Compiling - Language & Grammar
Some Concepts
- String: A sequence of finite symbols. If we define a word as a string, then the letters of the alphabet are the symbols; if we define a sentence as a string, then the words, whitespaces, and punctuations are the symbols.
- Alphabet: A finite set of symbols. Since alphabet is a set, there’re some operates on it as well, such as clousure, Kleene clousure, product, etc.
- Sentences, words are not constructed with random symbols in the alphabet, but with a set of rules, which is called grammar.
Grammar
In English, sentences consists of a noun phrase and a verb phrase. A noun phrase can consist of attributes and a simpler noun phrase (or even a noun), etc.

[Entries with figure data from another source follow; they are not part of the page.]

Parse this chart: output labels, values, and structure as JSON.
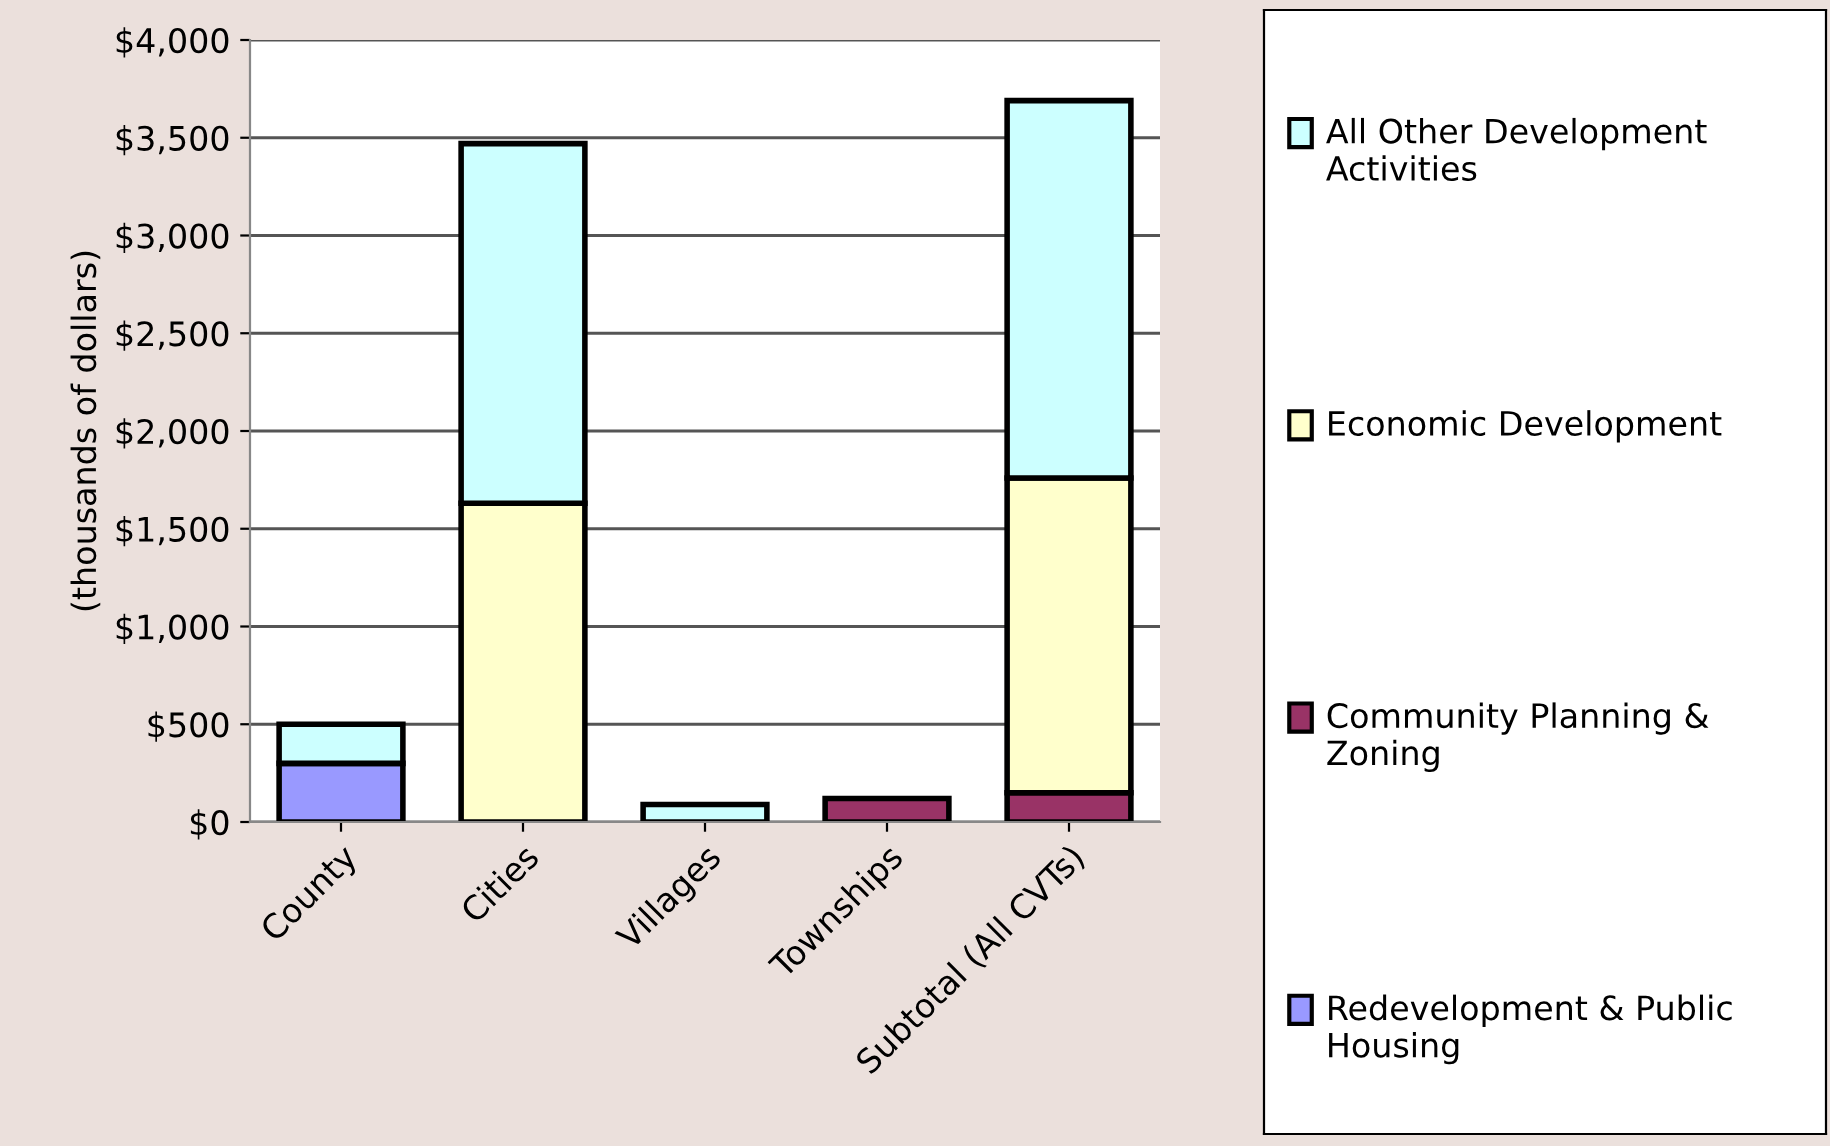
{
  "chart_data": {
    "type": "bar",
    "stacked": true,
    "ylabel": "(thousands of dollars)",
    "categories": [
      "County",
      "Cities",
      "Villages",
      "Townships",
      "Subtotal (All CVTs)"
    ],
    "series": [
      {
        "name": "Redevelopment & Public Housing",
        "color": "#9999ff",
        "values": [
          300,
          0,
          0,
          0,
          0
        ]
      },
      {
        "name": "Community Planning & Zoning",
        "color": "#993366",
        "values": [
          0,
          null,
          0,
          120,
          150
        ]
      },
      {
        "name": "Economic Development",
        "color": "#ffffcc",
        "values": [
          0,
          1630,
          0,
          0,
          1610
        ]
      },
      {
        "name": "All Other Development Activities",
        "color": "#ccffff",
        "values": [
          200,
          1840,
          90,
          0,
          1930
        ]
      }
    ],
    "ylim": [
      0,
      4000
    ],
    "yticks": [
      {
        "value": 0,
        "label": "$0"
      },
      {
        "value": 500,
        "label": "$500"
      },
      {
        "value": 1000,
        "label": "$1,000"
      },
      {
        "value": 1500,
        "label": "$1,500"
      },
      {
        "value": 2000,
        "label": "$2,000"
      },
      {
        "value": 2500,
        "label": "$2,500"
      },
      {
        "value": 3000,
        "label": "$3,000"
      },
      {
        "value": 3500,
        "label": "$3,500"
      },
      {
        "value": 4000,
        "label": "$4,000"
      }
    ],
    "grid": "y",
    "legend": "right"
  }
}
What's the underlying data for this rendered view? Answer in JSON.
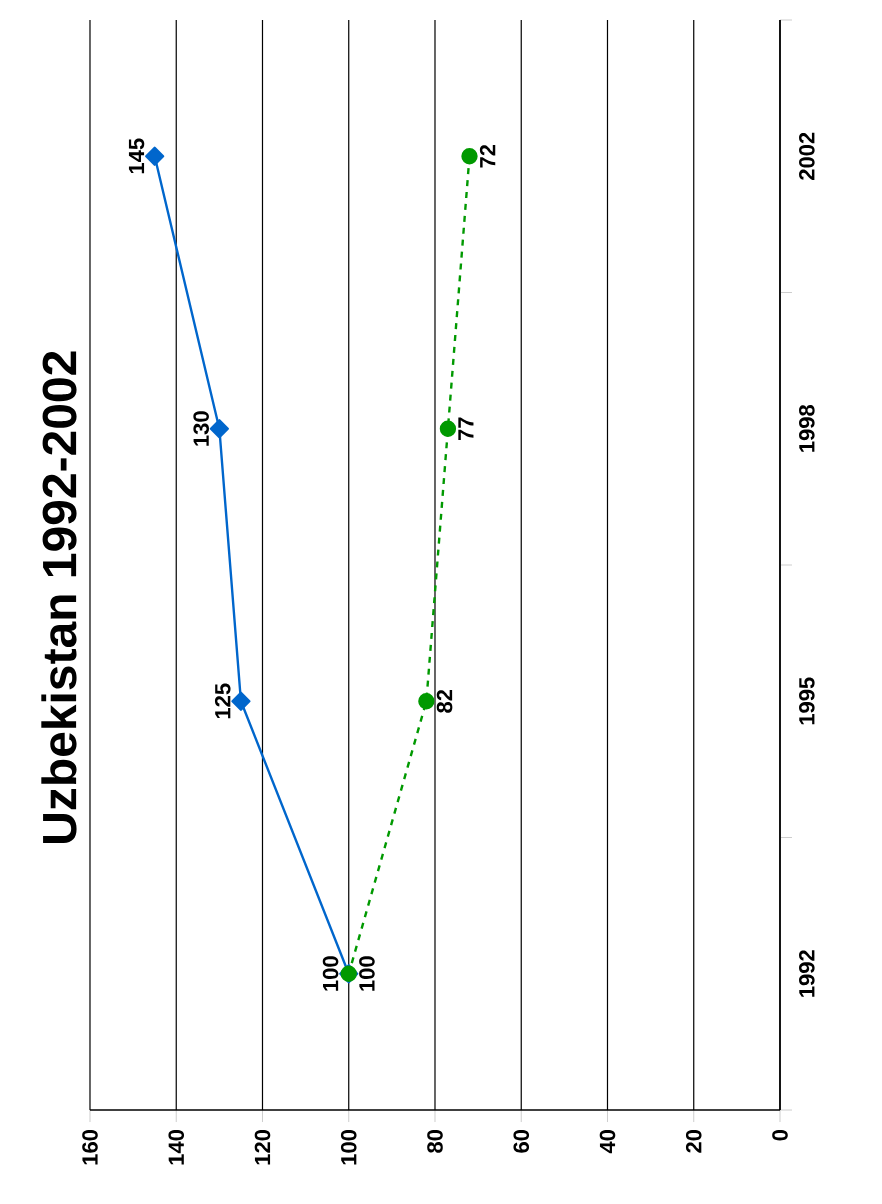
{
  "chart_data": {
    "type": "line",
    "title": "Uzbekistan 1992-2002",
    "orientation": "horizontal",
    "categories": [
      "2002",
      "1998",
      "1995",
      "1992"
    ],
    "series": [
      {
        "color": "#0066cc",
        "values": [
          145,
          130,
          125,
          100
        ],
        "marker": "diamond",
        "line_style": "solid"
      },
      {
        "color": "#009900",
        "values": [
          72,
          77,
          82,
          100
        ],
        "marker": "circle",
        "line_style": "dashed"
      }
    ],
    "xlim": [
      160,
      0
    ],
    "xticks": [
      160,
      140,
      120,
      100,
      80,
      60,
      40,
      20,
      0
    ],
    "grid": "x",
    "data_labels": true
  }
}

The formal definition of grammar is a 4-tuple $(V_T, V_N, P, S)$, where $V_T$ is the set of terminal symbols, $V_N$ is the set of non-terminal symbols, $P$ is the set of production rules, and $S$ is the start symbol.
Derivation & Reduction
Derivattion is the process of replacing a non-terminal symbol with a string of terminal symbols according to the production rules. Reduction is the reverse process of derivation. This is a top-down process. Reversely, we can also do a bottom-up process, which is called reduction.
Categorisation of Grammar
- Context Sensitive Grammar (CSG) is a grammar that has the form of $A \to \alpha$ where $\alpha$ is a string of symbols and $A$ is a non-terminal symbol.
- Context Free Grammar (CFG) is a grammar that has the form of $A \to \alpha$ where $\alpha$ is a string of symbols and $A$ is a non-terminal symbol. Regular Grammar is a grammar that has the form of $A \to aB$ or $A \to a$ where $a$ is a terminal symbol and $B$ is a non-terminal symbol.

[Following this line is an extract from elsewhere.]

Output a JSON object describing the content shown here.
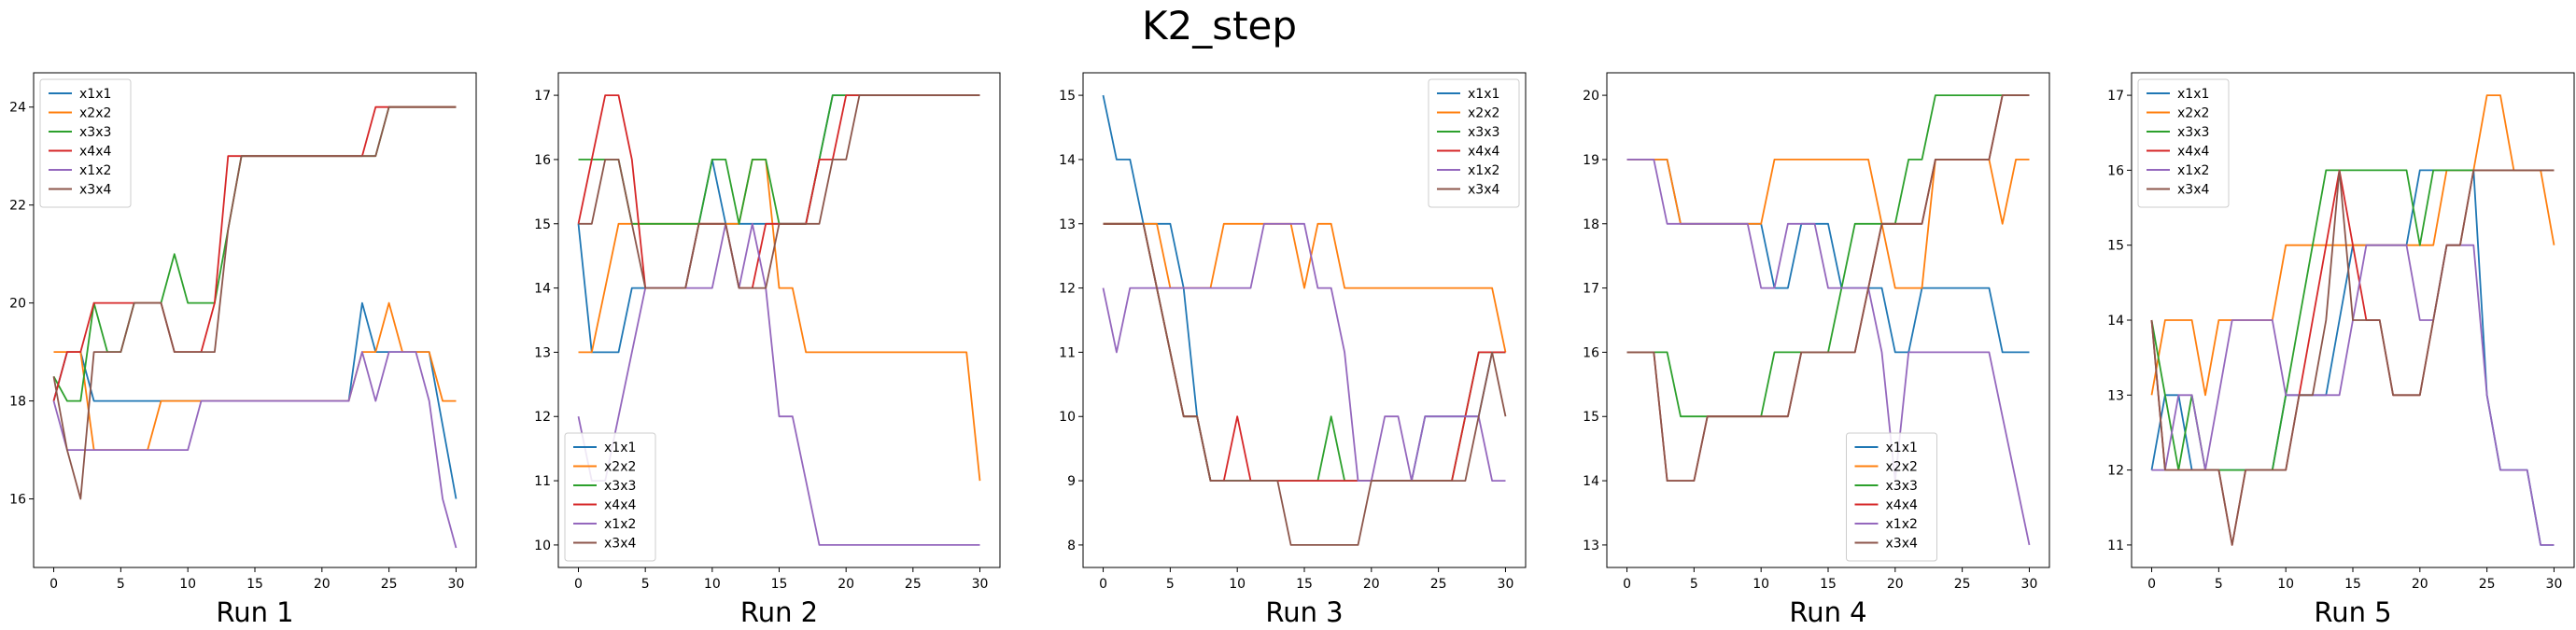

- Regular Grammar is a grammar that has the form of $A \to aB$ or $A \to a$ where $a$ is a terminal symbol and $B$ is a non-terminal symbol.
Some concepts related to parse tree of CFG
- Parse tree: A tree that represents the derivation of a string according to the production rules of a CFG.
- Direct phrase: The sub-trees whose height is 2.